La famille du pêcheur colombien tué dans un attentat dans les Caraïbes porte plainte contre les États-Unis devant la CIDH
La famille d'Alejandro Carranza, le pêcheur identifié par le président Gustavo Petro comme l'un des civils tués lors des attaques américaines contre des bateaux de drogue présumés dans les Caraïbes, a déposé une plainte officielle contre Washington devant la Commission interaméricaine des droits de l'homme (CIDH). La nouvelle, rapportée par les médias britanniques et confirmée par Jiec, représente la première réclamation devant une organisation internationale pour la campagne militaire lancée sur ordre de Donald Trump en septembre et au cours de laquelle plus de 80 personnes sont déjà mortes.

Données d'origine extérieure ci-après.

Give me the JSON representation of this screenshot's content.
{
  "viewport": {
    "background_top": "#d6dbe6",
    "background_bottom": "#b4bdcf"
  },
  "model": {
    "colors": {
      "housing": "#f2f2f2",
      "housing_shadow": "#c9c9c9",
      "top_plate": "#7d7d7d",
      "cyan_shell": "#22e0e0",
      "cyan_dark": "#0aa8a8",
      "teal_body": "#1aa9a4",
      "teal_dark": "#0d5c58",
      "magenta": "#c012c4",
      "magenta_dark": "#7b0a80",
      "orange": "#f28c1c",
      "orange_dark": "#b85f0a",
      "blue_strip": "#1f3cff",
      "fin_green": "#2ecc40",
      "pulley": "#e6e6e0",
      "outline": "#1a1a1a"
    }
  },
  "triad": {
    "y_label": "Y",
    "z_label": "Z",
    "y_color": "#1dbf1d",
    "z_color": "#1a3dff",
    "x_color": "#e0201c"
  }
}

Le document de la pétition, auquel ce journal a eu accès, bénéficie du soutien de Daniel Kovalik, avocat spécialisé dans les droits de l'homme et représentant du président Petro dans plusieurs affaires internationales. Dans la demande, il explique brièvement les événements au cours desquels, selon lui, Carranza est mort : « Le 15 septembre 2025, l'armée des États-Unis a bombardé le bateau d'Alejandro Andrés Carranza Medina, dans lequel il naviguait dans les Caraïbes, au large des côtes de la Colombie. Il est mort dans le bombardement. M. Carranza était pêcheur et citoyen colombien. L’homme est allé travailler et n’est jamais rentré chez lui.
La plainte désigne directement le secrétaire américain à la Défense, Pete Hegseth, comme étant « responsable d’avoir ordonné le bombardement de navires comme ceux d’Alejandro Carranza Medina et le meurtre de toutes les personnes qui se trouvaient à bord ». Selon la presse américaine, Hegseth aurait donné l'ordre de « tuer tous » les équipages des navires suspects, même si leurs prétendues relations avec des trafiquants de drogue n'ont pas été confirmées. Le document indique également que Trump « a confirmé la conduite du secrétaire Hegseth ».
« En procédant à cet assassinat extrajudiciaire, les États-Unis ont violé la Déclaration américaine des droits et devoirs de l'homme », affirme la pétition signée par l'épouse de Carranza, Katerine Hernández Bernal. La famille accuse les États-Unis de violer les droits à la vie, à l'égalité devant la loi, à la reconnaissance de la personnalité juridique, à un procès équitable et à une procédure régulière. Selon le document, il y a un témoin de l'assassinat : il s'agit d'un dirigeant d'une association de pêcheurs de Santa Marta qui a préféré garder son nom confidentiel en raison des « menaces des paramilitaires ».
Petro a dénoncé fin octobre que la deuxième attaque de Washington dans la mer des Caraïbes contre un navire (le 15 septembre) avait eu lieu contre un pêcheur colombien et s'était « vraisemblablement » produite dans les eaux nationales. Le président colombien avait alors dénoncé que l'homme, qu'il a identifié comme étant Carranza, 42 ans, n'avait aucun lien avec le trafic de drogue. Trump, pour sa part, a noté que trois « narcoterroristes vénézuéliens » qui étaient censés « transporter des stupéfiants illégaux à destination des États-Unis » sont morts au cours de cette opération.

L'ONU et plusieurs organisations de défense des droits de l'homme, telles que Human Rights Watch et Amnesty International, ont qualifié les attentats à la bombe contre les prétendus bateaux de drogue d'« exécutions extrajudiciaires ». Le chef des droits de l'homme de l'ONU, Volker Türk, a déclaré que ces actions « violent le droit international ». La campagne militaire, baptisée Lance du Sud, a commencé par des attaques contre des navires dans la mer des Caraïbes, qui s'est ensuite étendue jusqu'à l'océan Pacifique, la route la plus courante du trafic de drogues allant du Sud vers l'Amérique du Nord. Plus de 80 personnes sont mortes et seuls deux survivants ont été identifiés : un Colombien et un Équatorien, qui naviguaient à bord d'un prétendu narco-sous-marin lorsque celui-ci a été attaqué le 18 octobre. Tous deux ont été relâchés dans leurs pays respectifs car aucun crime contre eux n'a été prouvé.
La CIDH, basée à Washington, est un organe de l'Organisation des États américains (OEA) et sa fonction est de promouvoir et de protéger les droits de l'homme sur le continent. Si l’entité estime que l’un des 35 États membres est responsable de violations des droits de l’homme, elle publie un rapport qui peut inclure des recommandations et des réparations, des sanctions contre les responsables et des pressions pour des changements législatifs. S’il n’y a pas de solution à l’amiable, les cas peuvent être portés devant la Cour interaméricaine des droits de l’homme, dont les arrêts ont des effets contraignants. Les États-Unis sont l'un des pays fondateurs de l'OEA.